2. Jails. The jails house hostages that the goblins have taken during their raids. (insert whatever NPCs you want held hostage here). The doors are locked and the Goblin boss has the key. They can be picked with thief's tools and a sleight of hand check of 16. Attempting this takes a 10 min turn.
3. Goblin hangout. 3 goblins eat, drink, and gamble here between raids. When alerted to the presence of intruders, they climb up the east ladder to a defensible 15 foot high ledge and shoot their bows, and pull the ladder up after them. They duck behind the ledge for full cover before ending their turns.
Trap: At the base of the west ladder, a pit trap with a gelatinous cube is carefully concealed. The goblins toss prisoners no longer useful for extortion or forced labor purposes into the cube. Falling into the pit causes a target to be immediately engulfed by it.
4. Boss Hideout. The Goblin boss resides here, either counting his coins or planning the next goblin raid. If fighting breaks out in Room 3, he comes to investigate.
Treasure: The boss has stored his raided treasure here.
This is awesome! How did you do that?
Thanks, so the first step is to draw out the dungeon, or if using software like me to use that to get a basic layout of the place. I use Dungeon Painter Studio, which you can get on Steam. I don't recommend it however, because the developer seems to have abandoned it. It's what I learned on though so I'm stuck with it until I care enough to learn another.

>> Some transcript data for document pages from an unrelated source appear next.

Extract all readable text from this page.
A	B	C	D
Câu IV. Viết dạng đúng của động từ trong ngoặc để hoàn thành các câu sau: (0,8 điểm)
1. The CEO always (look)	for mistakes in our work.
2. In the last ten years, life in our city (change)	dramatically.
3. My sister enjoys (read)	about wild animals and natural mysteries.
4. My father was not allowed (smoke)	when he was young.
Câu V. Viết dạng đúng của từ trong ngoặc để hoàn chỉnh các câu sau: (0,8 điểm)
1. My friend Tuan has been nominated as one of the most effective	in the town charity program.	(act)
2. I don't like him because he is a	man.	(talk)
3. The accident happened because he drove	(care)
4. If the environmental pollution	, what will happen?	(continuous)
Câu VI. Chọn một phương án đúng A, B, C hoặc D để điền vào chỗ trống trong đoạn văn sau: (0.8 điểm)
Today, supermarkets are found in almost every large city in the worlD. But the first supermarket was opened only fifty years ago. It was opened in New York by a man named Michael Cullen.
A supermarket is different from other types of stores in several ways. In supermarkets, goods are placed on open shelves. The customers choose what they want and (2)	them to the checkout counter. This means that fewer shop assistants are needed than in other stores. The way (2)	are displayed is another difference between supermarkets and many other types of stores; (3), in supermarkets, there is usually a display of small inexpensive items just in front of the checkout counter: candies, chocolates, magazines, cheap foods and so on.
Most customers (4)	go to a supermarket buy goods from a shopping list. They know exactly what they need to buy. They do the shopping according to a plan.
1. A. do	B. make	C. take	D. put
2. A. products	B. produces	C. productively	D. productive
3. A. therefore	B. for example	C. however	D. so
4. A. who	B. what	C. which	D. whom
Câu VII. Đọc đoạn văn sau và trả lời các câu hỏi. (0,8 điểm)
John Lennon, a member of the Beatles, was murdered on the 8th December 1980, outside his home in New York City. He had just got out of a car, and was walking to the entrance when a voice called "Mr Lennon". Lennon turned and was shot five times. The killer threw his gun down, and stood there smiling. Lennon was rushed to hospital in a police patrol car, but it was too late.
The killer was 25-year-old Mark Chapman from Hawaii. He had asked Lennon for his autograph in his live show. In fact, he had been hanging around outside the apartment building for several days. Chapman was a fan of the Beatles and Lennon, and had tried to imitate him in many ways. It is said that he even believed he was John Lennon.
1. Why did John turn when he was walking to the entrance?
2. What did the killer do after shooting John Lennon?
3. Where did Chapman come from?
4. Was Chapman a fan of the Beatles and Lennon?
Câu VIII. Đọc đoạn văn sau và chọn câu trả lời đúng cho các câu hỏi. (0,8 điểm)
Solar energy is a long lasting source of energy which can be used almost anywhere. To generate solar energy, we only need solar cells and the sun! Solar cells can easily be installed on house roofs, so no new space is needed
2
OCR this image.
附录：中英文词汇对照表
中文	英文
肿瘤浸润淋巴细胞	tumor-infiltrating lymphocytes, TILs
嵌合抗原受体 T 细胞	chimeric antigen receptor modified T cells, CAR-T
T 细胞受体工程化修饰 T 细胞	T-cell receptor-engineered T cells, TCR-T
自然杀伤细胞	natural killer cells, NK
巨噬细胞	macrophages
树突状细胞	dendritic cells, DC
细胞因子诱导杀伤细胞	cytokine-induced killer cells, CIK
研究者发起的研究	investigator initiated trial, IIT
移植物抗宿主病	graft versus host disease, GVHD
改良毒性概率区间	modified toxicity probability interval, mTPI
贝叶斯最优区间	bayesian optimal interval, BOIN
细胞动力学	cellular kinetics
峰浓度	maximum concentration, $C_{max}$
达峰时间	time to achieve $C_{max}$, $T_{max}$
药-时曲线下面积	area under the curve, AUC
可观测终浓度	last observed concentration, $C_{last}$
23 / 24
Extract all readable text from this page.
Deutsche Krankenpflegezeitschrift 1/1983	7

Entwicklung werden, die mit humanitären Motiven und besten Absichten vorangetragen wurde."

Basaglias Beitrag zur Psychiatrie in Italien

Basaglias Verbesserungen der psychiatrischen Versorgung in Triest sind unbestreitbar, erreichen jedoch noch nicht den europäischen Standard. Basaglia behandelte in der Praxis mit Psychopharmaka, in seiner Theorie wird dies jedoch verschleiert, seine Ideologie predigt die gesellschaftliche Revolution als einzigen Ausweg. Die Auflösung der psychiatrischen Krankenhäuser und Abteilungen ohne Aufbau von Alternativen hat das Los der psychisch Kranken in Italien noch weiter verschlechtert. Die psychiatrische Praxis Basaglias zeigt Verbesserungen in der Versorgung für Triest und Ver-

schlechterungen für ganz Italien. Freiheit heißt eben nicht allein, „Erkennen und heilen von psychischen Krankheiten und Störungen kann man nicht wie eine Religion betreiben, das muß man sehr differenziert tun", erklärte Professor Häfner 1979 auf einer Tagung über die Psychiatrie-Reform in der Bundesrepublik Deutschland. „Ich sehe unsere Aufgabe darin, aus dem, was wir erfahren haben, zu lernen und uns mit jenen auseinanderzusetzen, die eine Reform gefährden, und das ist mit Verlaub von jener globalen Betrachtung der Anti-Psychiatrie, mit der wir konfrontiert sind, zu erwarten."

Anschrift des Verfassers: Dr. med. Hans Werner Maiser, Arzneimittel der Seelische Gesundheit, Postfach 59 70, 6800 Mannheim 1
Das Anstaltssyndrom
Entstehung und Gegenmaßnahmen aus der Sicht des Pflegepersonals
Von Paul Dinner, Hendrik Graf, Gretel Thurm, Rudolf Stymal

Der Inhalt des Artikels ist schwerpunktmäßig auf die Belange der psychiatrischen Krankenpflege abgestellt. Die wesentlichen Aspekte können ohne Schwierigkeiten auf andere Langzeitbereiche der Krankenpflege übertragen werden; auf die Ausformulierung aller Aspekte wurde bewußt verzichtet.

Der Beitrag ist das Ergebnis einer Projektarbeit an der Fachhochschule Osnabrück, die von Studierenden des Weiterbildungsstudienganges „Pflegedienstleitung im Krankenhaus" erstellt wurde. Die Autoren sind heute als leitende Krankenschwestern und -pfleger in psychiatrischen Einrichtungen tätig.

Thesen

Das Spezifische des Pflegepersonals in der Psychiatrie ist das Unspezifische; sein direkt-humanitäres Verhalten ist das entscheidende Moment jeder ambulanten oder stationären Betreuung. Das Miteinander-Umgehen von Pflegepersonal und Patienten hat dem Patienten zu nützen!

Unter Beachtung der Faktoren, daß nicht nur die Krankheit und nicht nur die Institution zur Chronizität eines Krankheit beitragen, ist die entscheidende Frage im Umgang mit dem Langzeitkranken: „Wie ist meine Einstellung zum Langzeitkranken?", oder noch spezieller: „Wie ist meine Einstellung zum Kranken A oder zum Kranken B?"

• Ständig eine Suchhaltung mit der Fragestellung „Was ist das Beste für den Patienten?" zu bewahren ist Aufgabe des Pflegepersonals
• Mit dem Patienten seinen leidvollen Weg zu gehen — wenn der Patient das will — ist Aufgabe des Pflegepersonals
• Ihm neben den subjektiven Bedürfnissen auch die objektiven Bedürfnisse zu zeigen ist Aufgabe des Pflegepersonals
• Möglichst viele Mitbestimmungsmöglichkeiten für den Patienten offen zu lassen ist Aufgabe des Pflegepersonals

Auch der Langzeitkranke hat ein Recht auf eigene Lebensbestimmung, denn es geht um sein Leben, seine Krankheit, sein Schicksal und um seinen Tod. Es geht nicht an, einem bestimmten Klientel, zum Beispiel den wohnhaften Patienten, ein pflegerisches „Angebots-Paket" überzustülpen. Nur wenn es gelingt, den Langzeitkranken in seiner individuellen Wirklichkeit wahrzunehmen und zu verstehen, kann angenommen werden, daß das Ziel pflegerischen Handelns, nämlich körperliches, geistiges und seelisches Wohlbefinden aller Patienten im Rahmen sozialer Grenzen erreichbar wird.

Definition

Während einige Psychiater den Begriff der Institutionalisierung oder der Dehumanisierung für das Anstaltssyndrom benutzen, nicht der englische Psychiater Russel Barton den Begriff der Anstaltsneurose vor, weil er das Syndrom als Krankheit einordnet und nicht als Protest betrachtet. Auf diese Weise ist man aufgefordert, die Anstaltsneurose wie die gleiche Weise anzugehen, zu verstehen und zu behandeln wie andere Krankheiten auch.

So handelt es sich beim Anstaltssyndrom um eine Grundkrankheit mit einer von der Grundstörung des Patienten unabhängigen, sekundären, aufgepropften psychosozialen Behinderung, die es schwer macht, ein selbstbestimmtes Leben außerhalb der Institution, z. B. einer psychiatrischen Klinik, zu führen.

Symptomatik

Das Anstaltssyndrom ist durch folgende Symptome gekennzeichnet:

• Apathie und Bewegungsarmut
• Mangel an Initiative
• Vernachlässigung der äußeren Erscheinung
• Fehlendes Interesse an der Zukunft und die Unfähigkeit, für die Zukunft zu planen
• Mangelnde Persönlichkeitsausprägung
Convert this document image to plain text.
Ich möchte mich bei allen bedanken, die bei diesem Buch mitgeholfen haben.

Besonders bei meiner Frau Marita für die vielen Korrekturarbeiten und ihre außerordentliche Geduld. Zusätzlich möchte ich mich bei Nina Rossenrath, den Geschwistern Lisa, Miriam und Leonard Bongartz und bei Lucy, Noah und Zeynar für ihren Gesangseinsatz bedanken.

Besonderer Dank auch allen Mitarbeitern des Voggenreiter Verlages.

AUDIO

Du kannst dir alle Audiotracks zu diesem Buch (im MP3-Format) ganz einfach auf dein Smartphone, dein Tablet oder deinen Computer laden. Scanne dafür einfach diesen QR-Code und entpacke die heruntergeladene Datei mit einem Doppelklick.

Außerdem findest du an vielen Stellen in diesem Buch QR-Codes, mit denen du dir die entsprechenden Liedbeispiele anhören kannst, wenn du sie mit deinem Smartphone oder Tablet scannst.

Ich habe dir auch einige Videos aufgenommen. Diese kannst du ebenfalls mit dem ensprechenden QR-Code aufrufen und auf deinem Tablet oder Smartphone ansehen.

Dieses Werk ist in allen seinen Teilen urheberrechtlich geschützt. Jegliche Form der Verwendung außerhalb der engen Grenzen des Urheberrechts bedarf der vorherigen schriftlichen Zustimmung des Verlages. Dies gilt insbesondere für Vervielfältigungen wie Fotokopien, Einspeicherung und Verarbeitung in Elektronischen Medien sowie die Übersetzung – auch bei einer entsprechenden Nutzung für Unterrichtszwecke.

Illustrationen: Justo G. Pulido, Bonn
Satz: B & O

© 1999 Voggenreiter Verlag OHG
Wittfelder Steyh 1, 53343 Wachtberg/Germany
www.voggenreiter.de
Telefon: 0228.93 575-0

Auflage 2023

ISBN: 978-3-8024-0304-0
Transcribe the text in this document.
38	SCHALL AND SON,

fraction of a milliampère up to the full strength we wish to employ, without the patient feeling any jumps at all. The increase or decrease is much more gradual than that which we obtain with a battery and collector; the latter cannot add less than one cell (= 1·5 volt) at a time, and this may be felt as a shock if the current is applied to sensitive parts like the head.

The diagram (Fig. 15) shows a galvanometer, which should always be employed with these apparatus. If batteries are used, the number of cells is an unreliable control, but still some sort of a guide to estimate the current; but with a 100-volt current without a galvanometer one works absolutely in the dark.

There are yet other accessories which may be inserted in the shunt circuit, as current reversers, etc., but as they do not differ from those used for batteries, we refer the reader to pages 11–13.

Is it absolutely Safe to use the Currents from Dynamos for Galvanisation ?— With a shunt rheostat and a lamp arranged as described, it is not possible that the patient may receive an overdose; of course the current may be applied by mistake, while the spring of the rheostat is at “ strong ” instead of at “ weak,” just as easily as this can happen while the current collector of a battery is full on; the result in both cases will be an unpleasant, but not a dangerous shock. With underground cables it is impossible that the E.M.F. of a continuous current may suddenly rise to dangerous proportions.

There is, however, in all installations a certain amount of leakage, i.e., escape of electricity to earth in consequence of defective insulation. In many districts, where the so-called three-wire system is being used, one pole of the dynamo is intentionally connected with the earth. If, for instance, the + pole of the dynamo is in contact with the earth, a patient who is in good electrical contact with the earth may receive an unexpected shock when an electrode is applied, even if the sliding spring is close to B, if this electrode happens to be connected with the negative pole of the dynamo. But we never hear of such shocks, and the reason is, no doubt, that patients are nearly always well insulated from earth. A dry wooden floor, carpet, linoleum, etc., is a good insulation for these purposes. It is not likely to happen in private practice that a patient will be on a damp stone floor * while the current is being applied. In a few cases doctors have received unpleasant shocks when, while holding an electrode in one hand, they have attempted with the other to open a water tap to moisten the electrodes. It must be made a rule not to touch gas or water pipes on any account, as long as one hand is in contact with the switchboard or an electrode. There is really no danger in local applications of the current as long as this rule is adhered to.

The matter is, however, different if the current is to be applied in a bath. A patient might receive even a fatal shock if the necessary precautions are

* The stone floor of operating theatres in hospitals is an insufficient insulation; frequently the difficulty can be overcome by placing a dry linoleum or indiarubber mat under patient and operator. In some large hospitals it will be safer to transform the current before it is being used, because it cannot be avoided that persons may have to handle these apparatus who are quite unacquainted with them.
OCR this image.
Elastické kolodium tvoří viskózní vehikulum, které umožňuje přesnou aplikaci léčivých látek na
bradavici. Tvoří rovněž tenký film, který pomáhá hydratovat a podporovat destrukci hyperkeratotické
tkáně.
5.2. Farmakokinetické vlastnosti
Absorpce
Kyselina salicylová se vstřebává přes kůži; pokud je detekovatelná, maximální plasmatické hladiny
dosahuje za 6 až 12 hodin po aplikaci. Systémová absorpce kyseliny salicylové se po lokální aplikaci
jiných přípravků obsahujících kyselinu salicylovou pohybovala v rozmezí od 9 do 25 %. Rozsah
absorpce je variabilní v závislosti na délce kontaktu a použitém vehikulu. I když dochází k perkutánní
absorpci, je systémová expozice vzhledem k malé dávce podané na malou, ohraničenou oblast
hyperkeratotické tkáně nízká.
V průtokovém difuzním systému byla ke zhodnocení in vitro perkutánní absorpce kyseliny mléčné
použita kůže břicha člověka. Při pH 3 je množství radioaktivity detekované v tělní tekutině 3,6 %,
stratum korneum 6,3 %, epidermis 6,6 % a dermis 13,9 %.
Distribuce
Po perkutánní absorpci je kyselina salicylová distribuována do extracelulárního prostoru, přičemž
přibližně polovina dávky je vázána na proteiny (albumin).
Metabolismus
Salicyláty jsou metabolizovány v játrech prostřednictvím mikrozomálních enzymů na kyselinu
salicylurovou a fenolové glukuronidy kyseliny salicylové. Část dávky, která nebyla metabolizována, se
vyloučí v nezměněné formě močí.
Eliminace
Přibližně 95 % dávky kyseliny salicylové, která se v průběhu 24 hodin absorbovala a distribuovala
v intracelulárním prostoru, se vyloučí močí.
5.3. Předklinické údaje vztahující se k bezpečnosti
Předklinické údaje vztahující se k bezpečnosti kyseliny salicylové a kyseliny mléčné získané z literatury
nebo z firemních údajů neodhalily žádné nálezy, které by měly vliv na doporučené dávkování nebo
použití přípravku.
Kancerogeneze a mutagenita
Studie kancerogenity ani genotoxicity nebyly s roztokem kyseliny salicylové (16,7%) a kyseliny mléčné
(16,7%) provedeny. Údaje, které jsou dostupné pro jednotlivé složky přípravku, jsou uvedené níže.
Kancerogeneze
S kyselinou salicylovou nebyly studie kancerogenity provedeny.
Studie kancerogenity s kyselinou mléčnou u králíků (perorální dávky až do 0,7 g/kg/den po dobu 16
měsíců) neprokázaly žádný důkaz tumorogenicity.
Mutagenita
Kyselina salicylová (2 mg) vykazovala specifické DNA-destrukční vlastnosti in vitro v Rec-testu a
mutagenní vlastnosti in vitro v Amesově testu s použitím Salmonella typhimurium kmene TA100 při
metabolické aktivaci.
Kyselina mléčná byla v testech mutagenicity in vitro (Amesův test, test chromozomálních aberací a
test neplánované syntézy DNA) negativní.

Afterwards you can furnish the map and begin documenting the place room by room. Just remember: encounters, traps, hazards, puzzles, obstacles, and treasure. These are the basic things to fill the dungeon with besides furnishing.
Finally a few words actually running the dungeon: whenever the players want to "do" something (investigate, try to perceive something, check around, etc) that will take a turn. The tension of a dungeon comes from the balance of needing to move slow so you don't run into traps or get ambushed by monsters, yet moving fast so that you aren't bogged down by random encounters that the dungeon master is rolling for every so many turns.
But yea, hit em with that!
Hopefully this teaches a lesson! Thank you so much!
If the party tries to find the pit trap what would a reasonable DC to see it be and understand how it works? I was think a 16 perception and a 13 investigation.
That sounds about right. If they do find it call it a tarp that is the exact color of the dirt, with some dirt sprinkled on top is what they notice on the ground there.
Make an intelligence check encounter where they are surrounded in a bar and let fate take its course killing both the offending characters and leaving the one who was not stupid alone.
Here is the inn
Thendra's Respite - Basement
Thendra's Respite - First Floor
Thendra's Respite - Second Floor
Thendra's Respite -Third Floor
Thendra Ursonsdottir's
Wow, 6d6 damage is a hefty trap.
"Sooner or later, your Players are going to smash your railroad into a sandbox."
-Vedexent
"real life is a super high CR."
-OboeLauren
"............anybody got any potatoes? We could drop a potato in each hole an' see which ones get viciously mauled by horrible monsters?"
-Ilyara Thundertale
I have an idea if they stand or walk over the tarp. They have to make a DC 15 Dex save to successfully go over it without tearing.